La Valle non ama i giornalisti
L’attacco ai tre teleoperatori è la spia di una insofferenza su cui la stampa deve riflettere La Fnsi condanna le aggressioni. E il Corsera scomoda Pasolini per un insulto: «Pecorella»I giornalisti non si picchiano. Ovvio. E quand’anche si trattasse di uno brutto malinteso – come si è rivelato l’episodio avvenuto ieri al blocco No Tav sulla Torino-Bardonecchia – non è mai giusto esercitare la violenza contro chi fa il proprio lavoro e non può difendersi (solo polizie e governi possono, a quanto pare). Per tutta la giornata di ieri a tenere banco è la notizia più spendibile per i media che stanno giocando a «scova il terrorista» con le corrispondenze dalla Val di Susa: una troupe dell’agenzia H24 che lavora per il Corriere della Sera è stata aggredita da alcuni militanti. Secondo quanto scritto dal giornale di via Solferino, «tre operatori sono stati malmenati e spintonati, uno di loro ha ricevuto un pugno in faccia». Ma comuque «i tre stanno bene, non sono feriti». Le attrezzature degli operatori tv sarebbero state manomesse e le gomme sgonfiate (non squarciate con i coltelli come si era detto in primo momento, forse perché faceva più impressione).
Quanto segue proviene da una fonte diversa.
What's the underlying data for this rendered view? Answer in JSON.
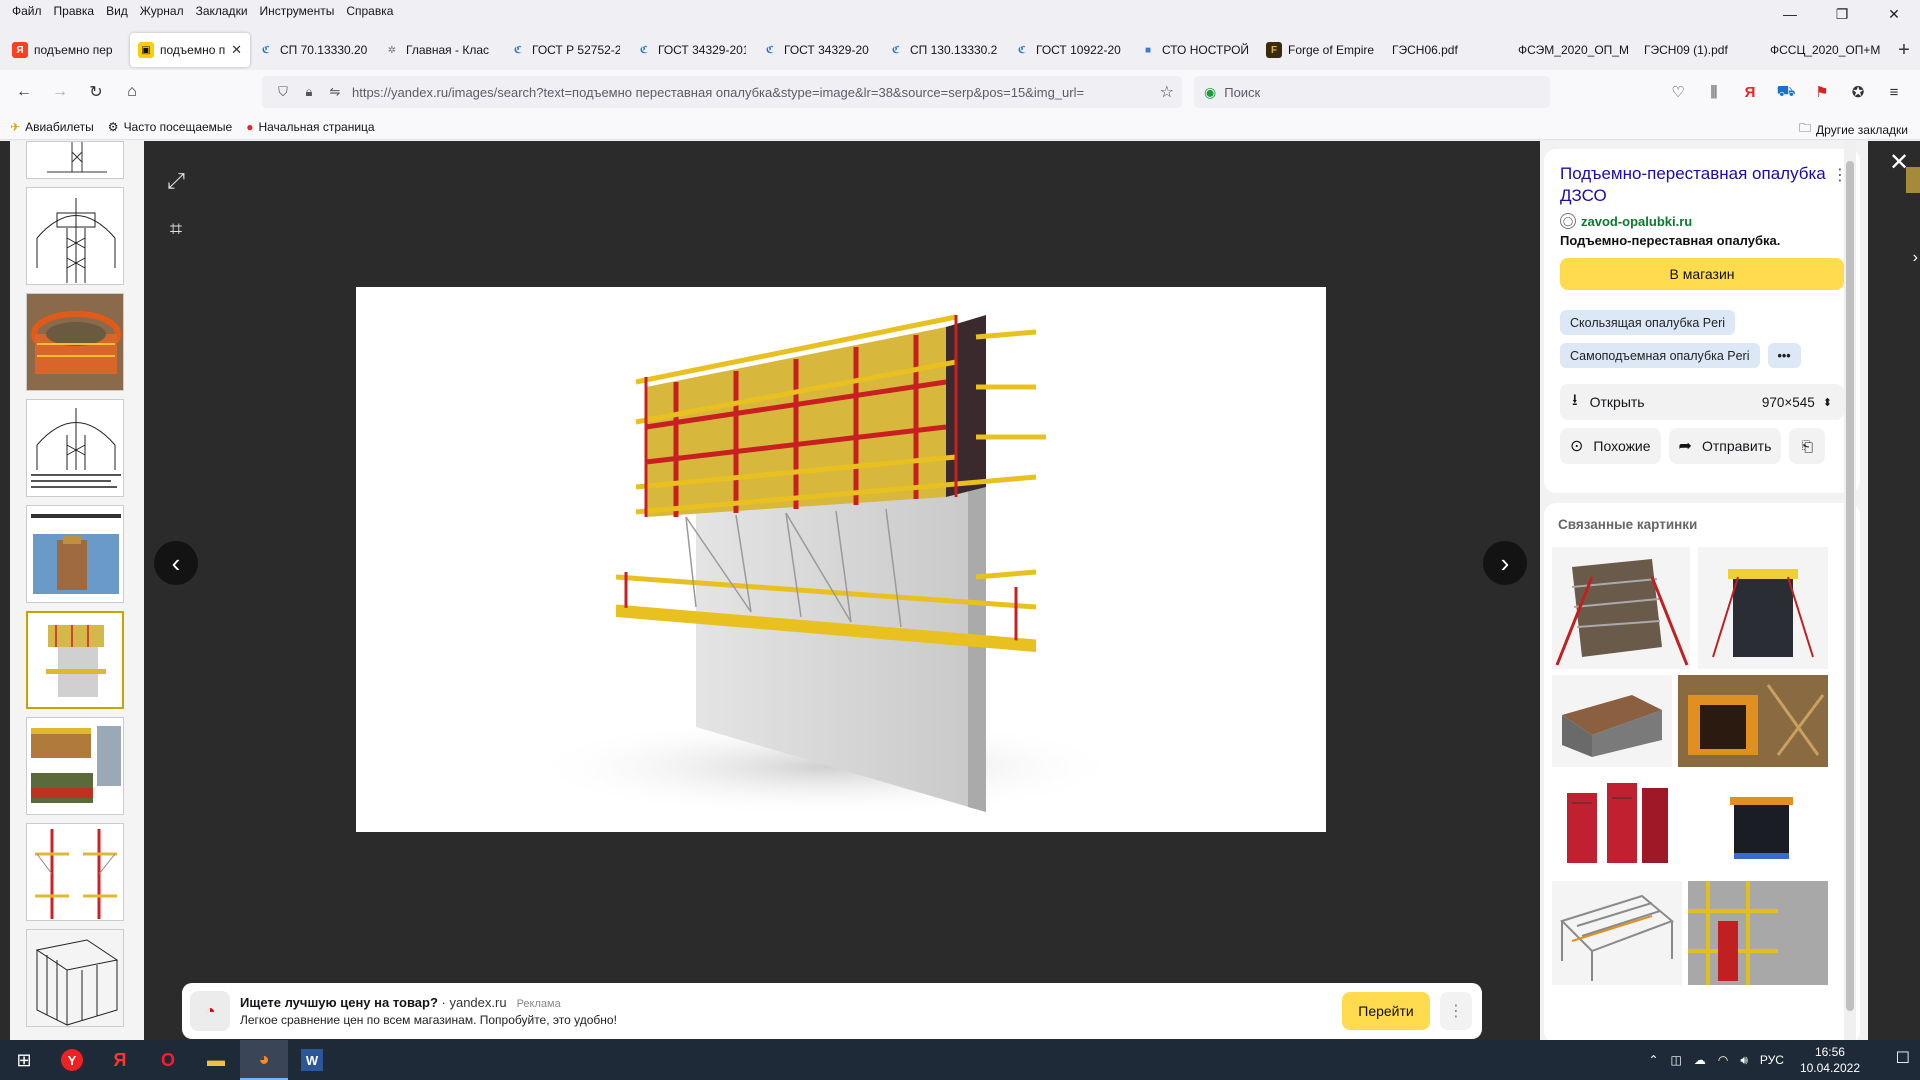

In serata Alberto Perino, uno dei leader dei No Tav, ha cercato di spiegare che si è trattato di un malinteso, senza negare l’aggressione ai giornalisti (non a pugni, a quanto pare). I tre erano stati scambiati per agenti Digos perché nel pick-up c’era un lampeggiante blu. «Ho incontrato gli operatori, è tutto chiarito», ha aggiunto Perino. Vuol dire che la Digos si può picchiare? No, solo che si devono soppesare le cose per quelle che sono. Anche le notizie.
Ciò non toglie che la Fnsi giustamente si preoccupi di difendere i giornalisti che lavorano in Val di Susa. «E’ un vero e proprio bollettino di guerra – si legge in una nota – varie aggressioni a colleghi, e alle loro troupe televisive, sono avvenute in varie parti d’Italia. E’ assolutamente inaccettabile che in un paese civile possano avvenire con questa continuità episodi di violenza e minacce nei confronti di chi fa informazione. Dalla Val di Susa ad Acireale è uno stillicidio di attacchi proditori alla libertà dei giornalisti di raccontare la realtà ». In più, come dice Nichi Vendola, che condanna l’aggressione, «le violenze nuociono alle proteste». Vero.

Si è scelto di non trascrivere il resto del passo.